= Protestant Episcopal Cathedral Foundation =

Organization of Washington National Cathedral

The Protestant Episcopal Cathedral Foundation was chartered by Congress on January 6, 1893. This Episcopal Church organization oversees Washington National Cathedral (formally known as the Cathedral Church of Saint Peter and Saint Paul) and its sister institutions.

The bishop of the Episcopal Diocese of Washington serves as the Foundation's chair and president, while the dean of Washington National Cathedral serves as the vice chair of the Foundation's board of trustees.

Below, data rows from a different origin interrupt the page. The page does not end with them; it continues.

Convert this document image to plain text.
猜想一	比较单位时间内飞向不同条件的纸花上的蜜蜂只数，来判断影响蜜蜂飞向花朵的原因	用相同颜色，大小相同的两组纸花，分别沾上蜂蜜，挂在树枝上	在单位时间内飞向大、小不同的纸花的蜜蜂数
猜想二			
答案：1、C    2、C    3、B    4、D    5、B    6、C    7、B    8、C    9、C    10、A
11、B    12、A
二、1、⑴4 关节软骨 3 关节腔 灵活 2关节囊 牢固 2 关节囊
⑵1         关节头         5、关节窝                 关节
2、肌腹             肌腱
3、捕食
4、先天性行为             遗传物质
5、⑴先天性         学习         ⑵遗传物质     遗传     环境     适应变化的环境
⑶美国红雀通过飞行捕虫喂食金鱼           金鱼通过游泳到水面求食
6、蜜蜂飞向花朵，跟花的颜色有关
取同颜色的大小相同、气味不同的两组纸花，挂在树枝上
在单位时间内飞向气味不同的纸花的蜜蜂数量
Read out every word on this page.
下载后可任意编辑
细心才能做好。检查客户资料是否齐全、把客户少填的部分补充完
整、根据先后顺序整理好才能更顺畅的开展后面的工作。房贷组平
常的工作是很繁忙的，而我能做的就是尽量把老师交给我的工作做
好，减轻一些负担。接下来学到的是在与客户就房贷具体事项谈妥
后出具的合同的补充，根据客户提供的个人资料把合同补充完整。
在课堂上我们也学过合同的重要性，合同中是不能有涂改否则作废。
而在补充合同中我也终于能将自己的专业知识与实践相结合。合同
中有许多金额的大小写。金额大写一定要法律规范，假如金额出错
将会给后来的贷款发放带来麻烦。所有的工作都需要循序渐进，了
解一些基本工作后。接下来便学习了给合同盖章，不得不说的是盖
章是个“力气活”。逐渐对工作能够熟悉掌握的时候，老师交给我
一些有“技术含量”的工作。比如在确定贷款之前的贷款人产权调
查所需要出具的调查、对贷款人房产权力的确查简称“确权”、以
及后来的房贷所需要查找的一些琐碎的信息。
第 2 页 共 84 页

The Foundation comprises four institutions: Washington National Cathedral (established 1893), the National Cathedral School for girls (established 1900); St. Albans School for boys (established 1909), and Beauvoir, The National Cathedral Elementary School (established 1933). All of the schools are located on the 57-acre grounds of the Cathedral.

In 2004, the Foundation's Cathedral College was formed by a merger of the College of Preachers (founded in 1924), and the Cathedral Program & Ministry department. The College of Preachers was formerly housed at a stone Gothic Revival building adjacent to the cathedral. The building closed after the 2008 recession, but was later restored and in 2008 renamed the Virginia Mae Center in honor of Virginia Mae Cretella Mars (d. 2024), a major benefactor to the center who was formerly married to Forrest Mars Jr., a Mars family heir. It operates as a continuing education center for Episcopal clergy.

The cathedral's annual operating budget was approximately $16 million in 2004 and $25 million in 2022. The cathedral had 86 full-time employees in 2022.

In 2011, after three decades of on-and-off negotiations, the Foundation purchased three apartment complexes across from the cathedral grounds (at 3010, 3022-28 and 3100 Wisconsin Avenue NW) for $16.25 million. After the 2011 Virginia earthquake, the Foundation raised money for the costly repairs required to fix damage.